A wide variety of bowls were found. These included open bowls with a plain pointed rim, having no fold or thickening (Fig. 1:1, 2); bowls with flaring out (Fig. 1:3) and everted (Fig. 1:4, 5) rims; bowls with inverted rims (Fig. 1:6–8); and bowls with folded-in rims (Fig. 1:9–18), which constitute the most common group among open bowls; a bowl whose rim is thickened on the inside and outside (Fig. 2:1); bowls with a thickened and curved out rim (Fig. 2:2–6); bowls with a rounded profile and inverted rim (Fig. 2:7–10); a bowl with S-shaped profile (Fig. 2:11); a diverse group of rounded bowls with thin walls and a pointed rim, either vertical or inverted (Fig. 2:12–23), which is the most widespread group amongst the assemblage of small closed bowls; and a coarse open and shallow bowl (lamp?; Fig. 2:24). Found as well were carinated bowls (Fig. 3:1, 2) and trumpet-like bases of bowls with thin walls (Fig. 3:3–7) that are made of delicate, well-levigated pale yellow to whitish fabric.
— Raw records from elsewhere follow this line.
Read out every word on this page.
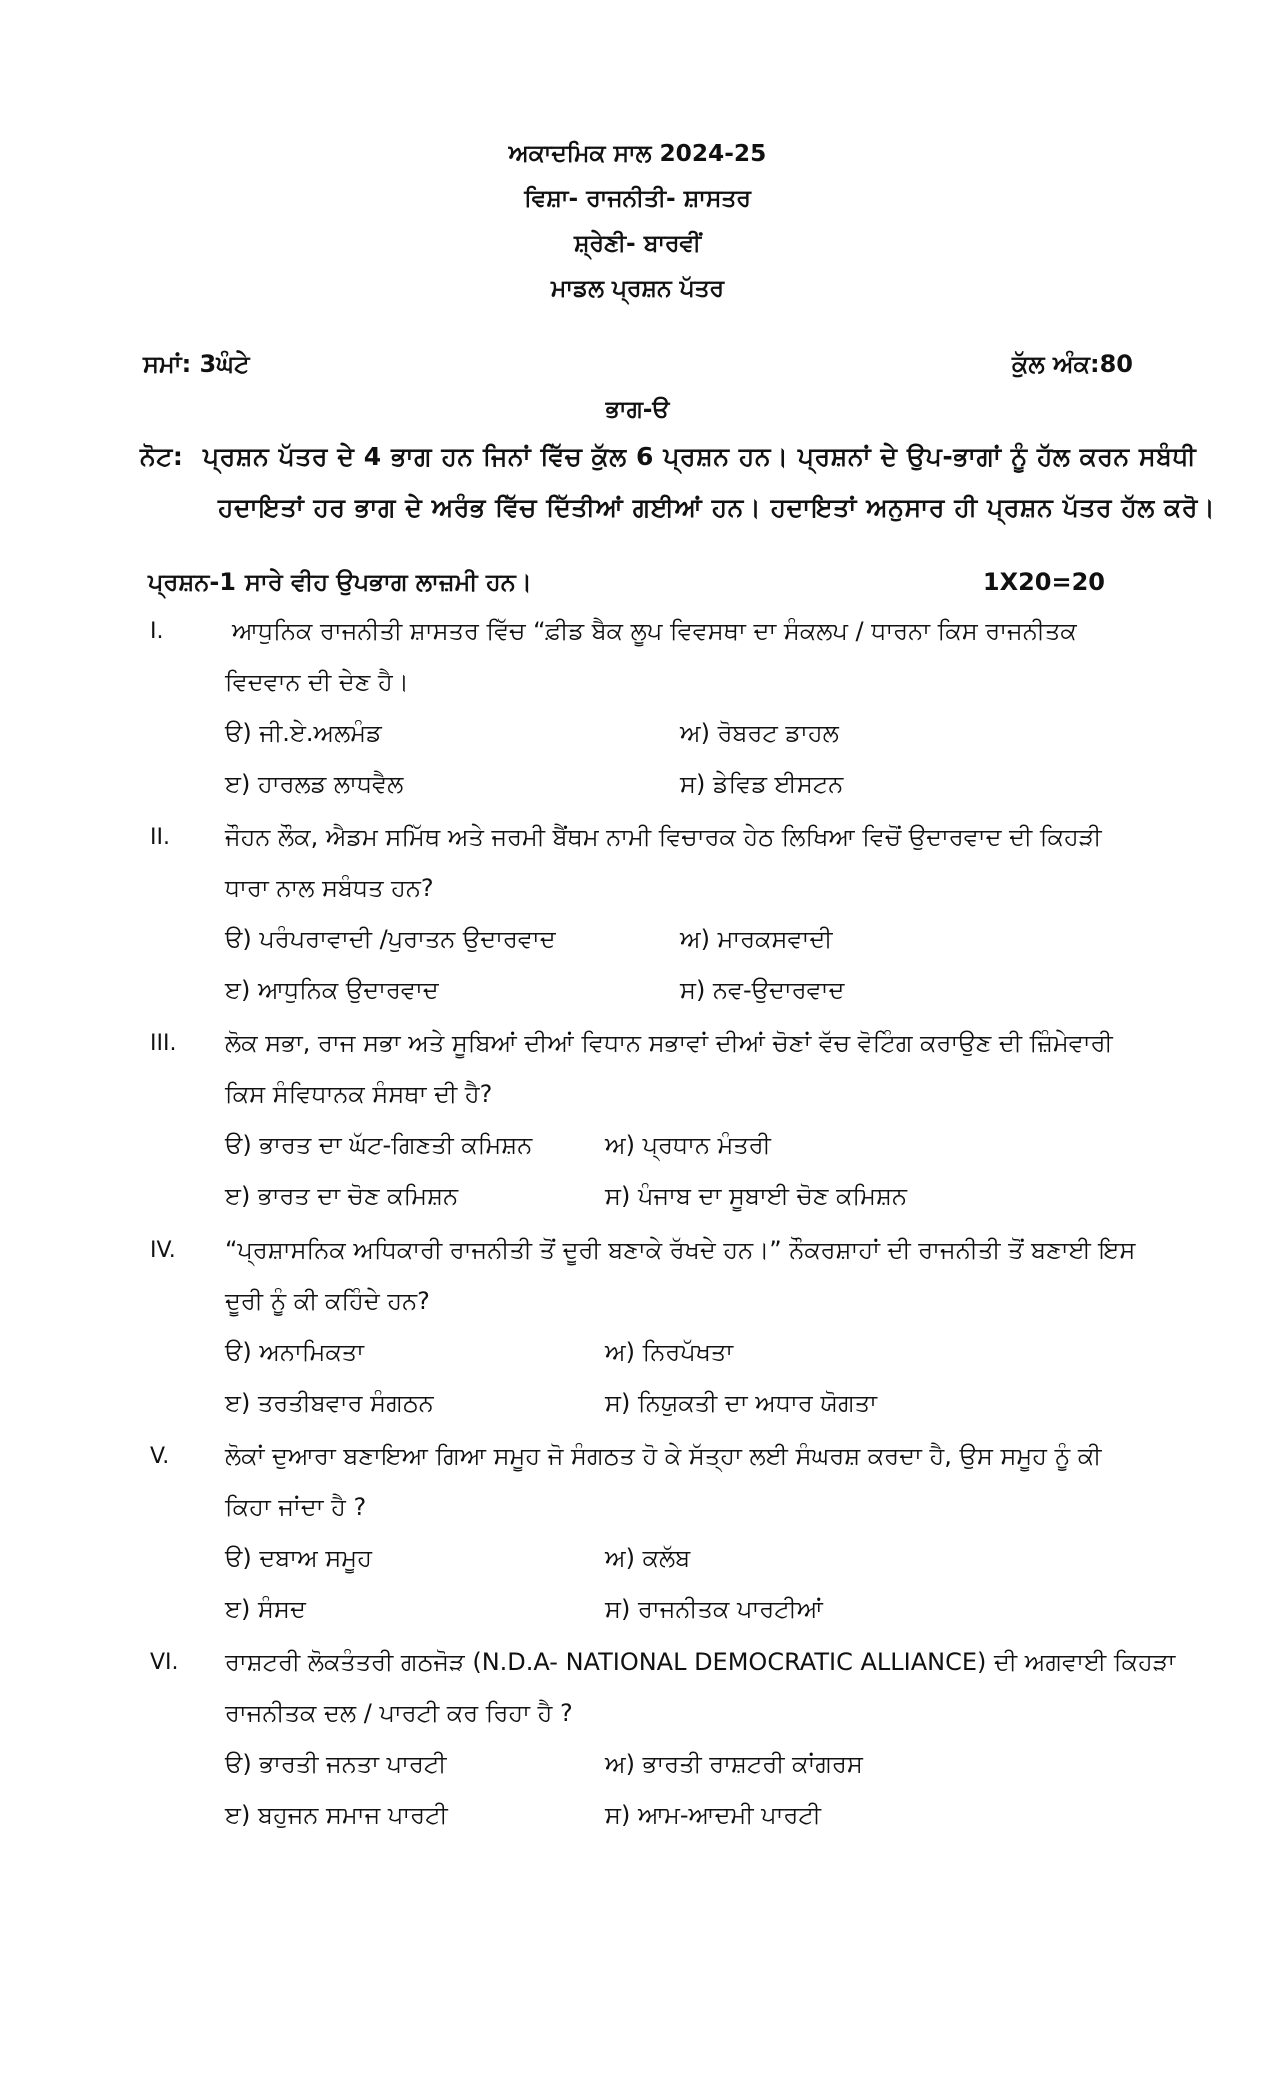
ਅਕਾਦਮਿਕ ਸਾਲ 2024-25
ਵਿਸ਼ਾ- ਰਾਜਨੀਤੀ- ਸ਼ਾਸਤਰ
ਸ਼੍ਰੇਣੀ- ਬਾਰਵੀਂ
ਮਾਡਲ ਪ੍ਰਸ਼ਨ ਪੱਤਰ
ਸਮਾਂ: 3ਘੰਟੇ	ਕੁੱਲ ਅੰਕ:80
ਭਾਗ-ੳ
ਨੋਟ: ਪ੍ਰਸ਼ਨ ਪੱਤਰ ਦੇ 4 ਭਾਗ ਹਨ ਜਿਨਾਂ ਵਿੱਚ ਕੁੱਲ 6 ਪ੍ਰਸ਼ਨ ਹਨ। ਪ੍ਰਸ਼ਨਾਂ ਦੇ ਉਪ-ਭਾਗਾਂ ਨੂੰ ਹੱਲ ਕਰਨ ਸਬੰਧੀ
ਹਦਾਇਤਾਂ ਹਰ ਭਾਗ ਦੇ ਅਰੰਭ ਵਿੱਚ ਦਿੱਤੀਆਂ ਗਈਆਂ ਹਨ। ਹਦਾਇਤਾਂ ਅਨੁਸਾਰ ਹੀ ਪ੍ਰਸ਼ਨ ਪੱਤਰ ਹੱਲ ਕਰੋ।
ਪ੍ਰਸ਼ਨ-1 ਸਾਰੇ ਵੀਹ ਉਪਭਾਗ ਲਾਜ਼ਮੀ ਹਨ।	1X20=20
I.	ਆਧੁਨਿਕ ਰਾਜਨੀਤੀ ਸ਼ਾਸਤਰ ਵਿੱਚ “ਫ਼ੀਡ ਬੈਕ ਲੂਪ ਵਿਵਸਥਾ ਦਾ ਸੰਕਲਪ / ਧਾਰਨਾ ਕਿਸ ਰਾਜਨੀਤਕ
ਵਿਦਵਾਨ ਦੀ ਦੇਣ ਹੈ।
ੳ) ਜੀ.ਏ.ਅਲਮੰਡ	ਅ) ਰੋਬਰਟ ਡਾਹਲ
ੲ) ਹਾਰਲਡ ਲਾਧਵੈਲ	ਸ) ਡੇਵਿਡ ਈਸਟਨ
II. ਜੌਹਨ ਲੌਕ, ਐਡਮ ਸਮਿੱਥ ਅਤੇ ਜਰਮੀ ਬੈਂਥਮ ਨਾਮੀ ਵਿਚਾਰਕ ਹੇਠ ਲਿਖਿਆ ਵਿਚੋਂ ਉਦਾਰਵਾਦ ਦੀ ਕਿਹੜੀ
ਧਾਰਾ ਨਾਲ ਸਬੰਧਤ ਹਨ?
ੳ) ਪਰੰਪਰਾਵਾਦੀ /ਪੁਰਾਤਨ ਉਦਾਰਵਾਦ	ਅ) ਮਾਰਕਸਵਾਦੀ
ੲ) ਆਧੁਨਿਕ ਉਦਾਰਵਾਦ	ਸ) ਨਵ-ਉਦਾਰਵਾਦ
III. ਲੋਕ ਸਭਾ, ਰਾਜ ਸਭਾ ਅਤੇ ਸੂਬਿਆਂ ਦੀਆਂ ਵਿਧਾਨ ਸਭਾਵਾਂ ਦੀਆਂ ਚੋਣਾਂ ਵੱਚ ਵੋਟਿੰਗ ਕਰਾਉਣ ਦੀ ਜ਼ਿੰਮੇਵਾਰੀ
ਕਿਸ ਸੰਵਿਧਾਨਕ ਸੰਸਥਾ ਦੀ ਹੈ?
ੳ) ਭਾਰਤ ਦਾ ਘੱਟ-ਗਿਣਤੀ ਕਮਿਸ਼ਨ	ਅ) ਪ੍ਰਧਾਨ ਮੰਤਰੀ
ੲ) ਭਾਰਤ ਦਾ ਚੋਣ ਕਮਿਸ਼ਨ	ਸ) ਪੰਜਾਬ ਦਾ ਸੂਬਾਈ ਚੋਣ ਕਮਿਸ਼ਨ
IV. “ਪ੍ਰਸ਼ਾਸਨਿਕ ਅਧਿਕਾਰੀ ਰਾਜਨੀਤੀ ਤੋਂ ਦੂਰੀ ਬਣਾਕੇ ਰੱਖਦੇ ਹਨ।” ਨੌਕਰਸ਼ਾਹਾਂ ਦੀ ਰਾਜਨੀਤੀ ਤੋਂ ਬਣਾਈ ਇਸ
ਦੂਰੀ ਨੂੰ ਕੀ ਕਹਿੰਦੇ ਹਨ?
ੳ) ਅਨਾਮਿਕਤਾ	ਅ) ਨਿਰਪੱਖਤਾ
ੲ) ਤਰਤੀਬਵਾਰ ਸੰਗਠਨ	ਸ) ਨਿਯੁਕਤੀ ਦਾ ਅਧਾਰ ਯੋਗਤਾ
V. ਲੋਕਾਂ ਦੁਆਰਾ ਬਣਾਇਆ ਗਿਆ ਸਮੂਹ ਜੋ ਸੰਗਠਤ ਹੋ ਕੇ ਸੱਤ੍ਹਾ ਲਈ ਸੰਘਰਸ਼ ਕਰਦਾ ਹੈ, ਉਸ ਸਮੂਹ ਨੂੰ ਕੀ
ਕਿਹਾ ਜਾਂਦਾ ਹੈ ?
ੳ) ਦਬਾਅ ਸਮੂਹ	ਅ) ਕਲੱਬ
ੲ) ਸੰਸਦ	ਸ) ਰਾਜਨੀਤਕ ਪਾਰਟੀਆਂ
VI. ਰਾਸ਼ਟਰੀ ਲੋਕਤੰਤਰੀ ਗਠਜੋੜ (N.D.A- NATIONAL DEMOCRATIC ALLIANCE) ਦੀ ਅਗਵਾਈ ਕਿਹੜਾ
ਰਾਜਨੀਤਕ ਦਲ / ਪਾਰਟੀ ਕਰ ਰਿਹਾ ਹੈ ?
ੳ) ਭਾਰਤੀ ਜਨਤਾ ਪਾਰਟੀ	ਅ) ਭਾਰਤੀ ਰਾਸ਼ਟਰੀ ਕਾਂਗਰਸ
ੲ) ਬਹੁਜਨ ਸਮਾਜ ਪਾਰਟੀ	ਸ) ਆਮ-ਆਦਮੀ ਪਾਰਟੀ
The cooking pots included vessels with an everted rim that protrudes out (Fig. 4:1–7), which are made of coarse brown-black clay, containing a large quantity of white and gray inclusions; cooking pots with a curved-out rim (Fig. 4:8–14), made of brown clay with a small amount of inclusions, a few of which have handles; and cooking pots with a folded-out rim, made of brown clay mixed with a large quantity of white and gray inclusions (Fig. 5), which is the most common type of cooking pot in the assemblage. The pithoi have thickened everted rims (Fig. 6). The jars have thickened inverted rims (Fig. 7:1), a thickened curved-out rim (Fig. 7:2) or an everted one (Fig. 7:3), a mushroom-like rim (Fig. 7:4), a ridged rim (Fig. 7:5) and a rim pointed at the top (Fig. 7:6–9). Numerous fragments of small pottery vessels were found, including jugs and juglets. One of these fragments, decorated with red and black on white, belonged to a jar of a White and Blue type, and three fragments were of Cypriot White Painted VI ware.
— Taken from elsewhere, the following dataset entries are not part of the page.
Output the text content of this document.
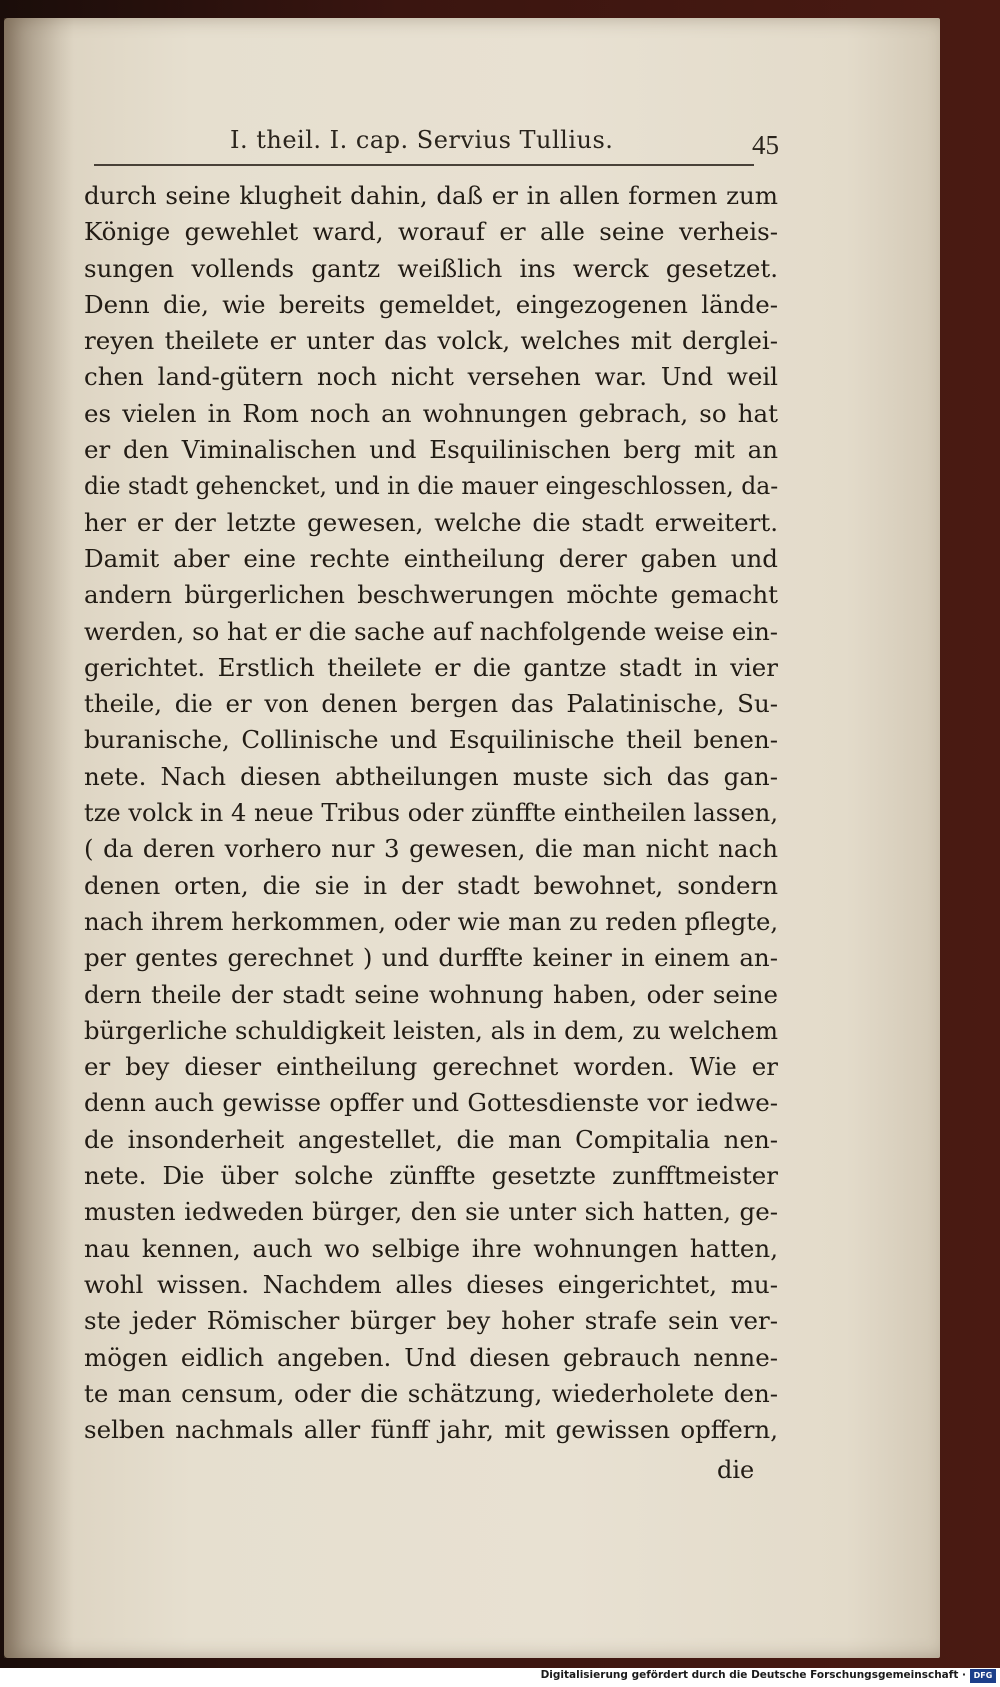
I. theil. I. cap. Servius Tullius.	45
durch seine klugheit dahin, daß er in allen formen zum
Könige gewehlet ward, worauf er alle seine verheis-
sungen vollends gantz weißlich ins werck gesetzet.
Denn die, wie bereits gemeldet, eingezogenen lände-
reyen theilete er unter das volck, welches mit derglei-
chen land-gütern noch nicht versehen war. Und weil
es vielen in Rom noch an wohnungen gebrach, so hat
er den Viminalischen und Esquilinischen berg mit an
die stadt gehencket, und in die mauer eingeschlossen, da-
her er der letzte gewesen, welche die stadt erweitert.
Damit aber eine rechte eintheilung derer gaben und
andern bürgerlichen beschwerungen möchte gemacht
werden, so hat er die sache auf nachfolgende weise ein-
gerichtet. Erstlich theilete er die gantze stadt in vier
theile, die er von denen bergen das Palatinische, Su-
buranische, Collinische und Esquilinische theil benen-
nete. Nach diesen abtheilungen muste sich das gan-
tze volck in 4 neue Tribus oder zünffte eintheilen lassen,
( da deren vorhero nur 3 gewesen, die man nicht nach
denen orten, die sie in der stadt bewohnet, sondern
nach ihrem herkommen, oder wie man zu reden pflegte,
per gentes gerechnet ) und durffte keiner in einem an-
dern theile der stadt seine wohnung haben, oder seine
bürgerliche schuldigkeit leisten, als in dem, zu welchem
er bey dieser eintheilung gerechnet worden. Wie er
denn auch gewisse opffer und Gottesdienste vor iedwe-
de insonderheit angestellet, die man Compitalia nen-
nete. Die über solche zünffte gesetzte zunfftmeister
musten iedweden bürger, den sie unter sich hatten, ge-
nau kennen, auch wo selbige ihre wohnungen hatten,
wohl wissen. Nachdem alles dieses eingerichtet, mu-
ste jeder Römischer bürger bey hoher strafe sein ver-
mögen eidlich angeben. Und diesen gebrauch nenne-
te man censum, oder die schätzung, wiederholete den-
selben nachmals aller fünff jahr, mit gewissen opffern,
die
Digitalisierung gefördert durch die Deutsche Forschungsgemeinschaft · DFG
Twenty-three mostly complete weights of fired clay were found in the excavation; these were probably loom weights (Fig. 8). Their diameter is uniform (4.0–4.5 cm) and close to one of the ends, which in most cases is pointed and in others—domed, a hole is perforated (diam. 2–3 mm). Most of the weights are made of dark brown clay and have a black core, mixed with white and gray inclusions. A basalt bowl fragment (Fig. 9:1) was also found. A group of grooves is incised on its interior and a hole is perforated in its side. This fragment probably belonged to a Chalcolithic bowl that was utilized in secondary use as a weight in the Middle Bronze Age.
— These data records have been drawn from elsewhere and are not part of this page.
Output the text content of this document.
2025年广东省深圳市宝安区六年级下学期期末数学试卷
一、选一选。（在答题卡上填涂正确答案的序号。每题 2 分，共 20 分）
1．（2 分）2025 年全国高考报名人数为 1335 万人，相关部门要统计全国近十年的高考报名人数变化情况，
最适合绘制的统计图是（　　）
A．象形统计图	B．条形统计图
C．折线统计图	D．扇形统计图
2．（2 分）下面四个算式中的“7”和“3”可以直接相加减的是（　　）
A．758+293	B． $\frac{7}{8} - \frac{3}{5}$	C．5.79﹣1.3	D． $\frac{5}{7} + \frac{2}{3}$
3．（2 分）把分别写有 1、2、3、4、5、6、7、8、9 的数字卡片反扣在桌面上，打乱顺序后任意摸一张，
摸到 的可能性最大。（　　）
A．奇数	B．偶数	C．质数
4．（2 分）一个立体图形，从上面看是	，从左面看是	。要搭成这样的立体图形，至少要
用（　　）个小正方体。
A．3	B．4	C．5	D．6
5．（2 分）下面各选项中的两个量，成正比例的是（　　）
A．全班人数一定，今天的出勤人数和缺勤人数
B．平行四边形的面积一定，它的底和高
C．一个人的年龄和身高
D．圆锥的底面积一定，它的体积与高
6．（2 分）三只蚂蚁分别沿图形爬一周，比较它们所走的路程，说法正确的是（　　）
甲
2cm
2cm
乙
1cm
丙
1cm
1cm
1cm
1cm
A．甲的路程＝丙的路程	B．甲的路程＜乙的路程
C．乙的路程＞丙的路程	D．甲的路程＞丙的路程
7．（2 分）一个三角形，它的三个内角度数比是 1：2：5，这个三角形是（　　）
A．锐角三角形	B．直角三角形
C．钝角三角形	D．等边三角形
Numerous other basalt items were recovered from the excavation, including large grinding stones (Fig. 9:2, 3); a stone that was identified in Hazor as ‘the bottom part of a tournette’ (Fig. 9:4), but it seems, in light of its small dimensions, to have been used as a nether stone for grinding small amounts of grains or for incising small stones; and small grinding stones (Fig. 9:5–12) of fine textured basalt that were probably used to grind small amounts of fine material. Eight typical Canaanean blades and several poorly preserved bronze artifacts, including a needle, a spearhead and fragments of an ingot were found.